Another thing I've noticed is that patients like to ask my nationality, but rapid-fire a list like a Lightning-Round 20 Questions game before I have the chance to answer.  They also have the tendency to guess everything BUT Chinese.  I never expected that from people who live IN San Francisco because it's such a diverse city, but diversity doesn't mean everyone's taught to be politically correct.

Patients: "Are you Filipino?  Japanese?  Korean?
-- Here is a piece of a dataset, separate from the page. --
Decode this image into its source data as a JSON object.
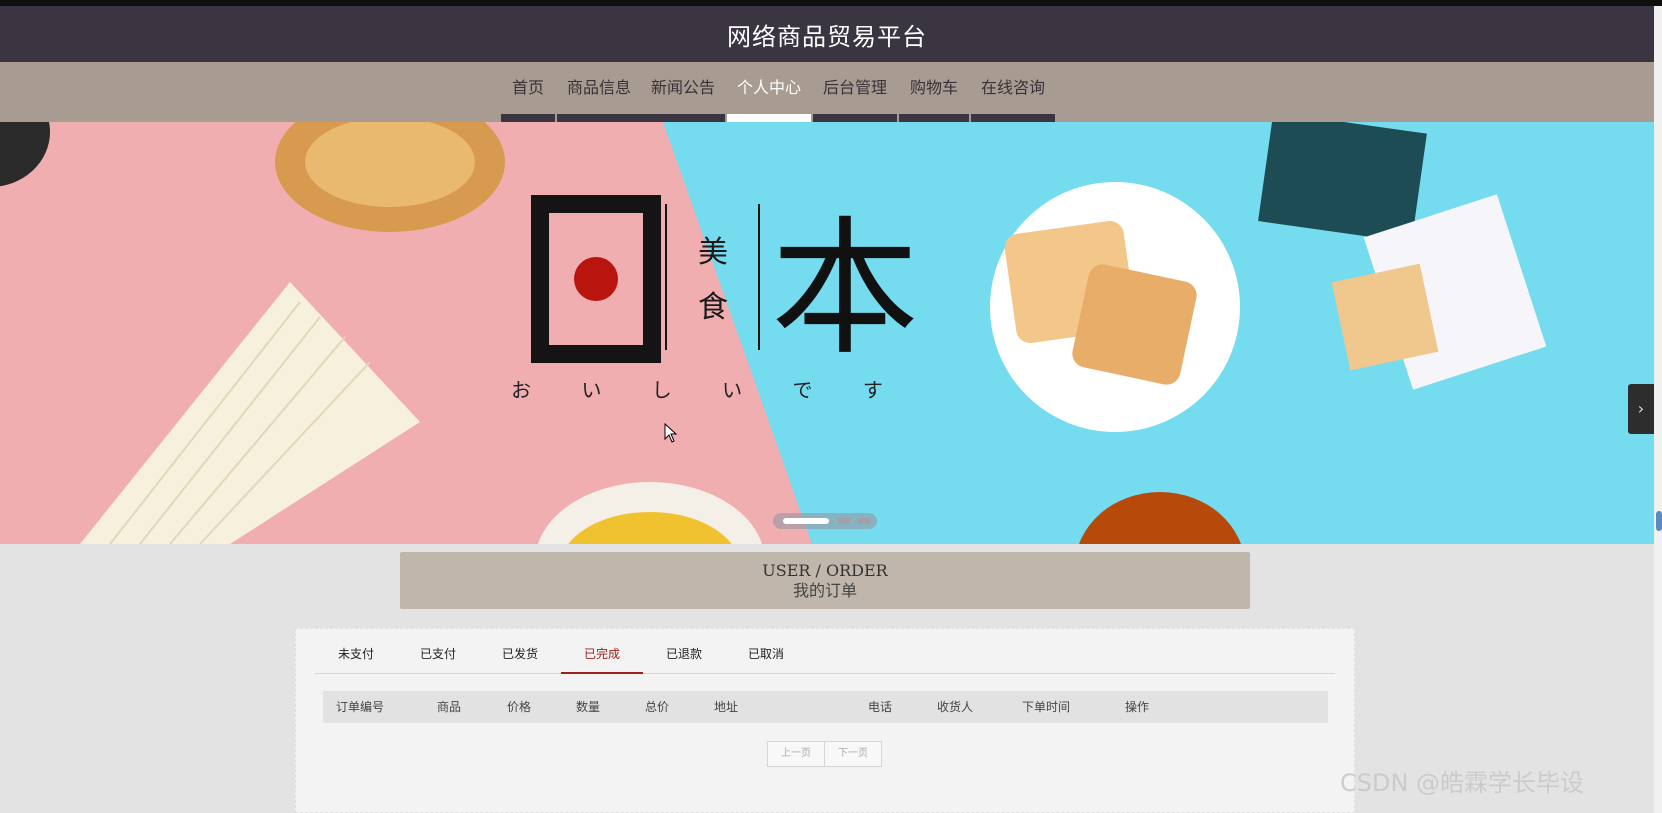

Vietnamese?  Malaysian?  Thai?  Cambodian?  Laotian?  Inuit?  Tibetan?  Mongolian?  Hawaiian?"
Me (after an imaginary facepalm):  "No, I'm Chinese."
Patients: "OH! I have Chinese friends.  I also have a Japanese friend, a Filipino friend, an Indian friend...."
Me (in my head):  "Uh....We're not collectibles........"

I actually don't find it annoying...just extremely amusing in my typical dry-sense-of-humor fashion.  Usually these are the nicer patients who try to strike up a conversation with their limited grasp of English.  I appreciate the effort.


  1. That's cool that you speak Chinese. I didn't know you were a translator; that's great. I'm actually fluent in Spanish and worked for a while as a medical interpreter. You're right about the transition from regular, colloquial and conversational Spanish to medical and anatomical terminology. It's definitely note easy. I also feel your pain when it comes to picking up extra languages; I'm conversation in German, but there's no way I would feel comfortable interpreting for a German-speaking patient... Chinese has always intrigued me, but where Spanish is a low-rising foothill, Chinese is Everrest.

  2. German is definitely a cool language. I always wanted to learn!

    Speaking in Chinese isn't soooo bad. The grammar (for speaking at least) is straightforward: subject, verb, object. It's the tones that make it hard...but Mandarin only has 4 tones, if you ever dabble in it :) I struggle with Spanish because a) people talk fast and b) many words contain more than one syllable and I can't differentiate between words when people speak. In Chinese, all words are monosyllabic. Terms can be composed of 2+ words, like how "Pap Smear" is a term composed of two words, which makes things easier in my mind. :)

  3. Whoa, I had no clue all Chinese words were monosyllabic. I can definitely see how that would make Spanish difficult. There is even a Spanish nursery rhyme / tongue twister that plays off of the tendency of many Spanish words to be really long: it includes the fictitious word "desemparangaricutirimicuarizado," which would mean "unemparagaricutirimicuarized," or "made unlike Parangaricutirimicaro," given a place called Parangaricutirimicuaro (actually a real Mexican village). Yeah, I can see how that would be difficult coming from a monosyllabic language...

  4. I didn't know that about Chinese either. Fascinating.

    What I find difficult about romance languages is that often the subject comes AFTER the verb. It's really hard for me to listen for.

    And frankly I'm impressed that you know ANY other language well enough to be an interpreter. I wish I did. It's just this damn thing called med school takes so much freaking time!

  5. I just get really confused by the conjugating.

    I grew up speaking Chinese, but I went through a period in high school where it deteriorated. I've improved since then, since I volunteered at a free clinic that catered to Chinese-speaking populations. I would say that my level of fluency is mid-range though and strictly medical lingo...I don't think I can translate for legal/financial situations :P

    The monosyllabic thing is REALLY helpful to deduce things...If I come across a medical term I don't know in Chinese, I can at least figure out what part of the body is involved and look up the disease later.

  6. Mingle- as old MD girl says you're doing well knowing any other language. I tried to learn French for an entire year and the degree of difficulty is 10.10 or whatever. . . nevermind learning another language AND all the medical jargon that goes with it.
    You'd have to go and live AND work in the profession in a foreign country to pick it all up.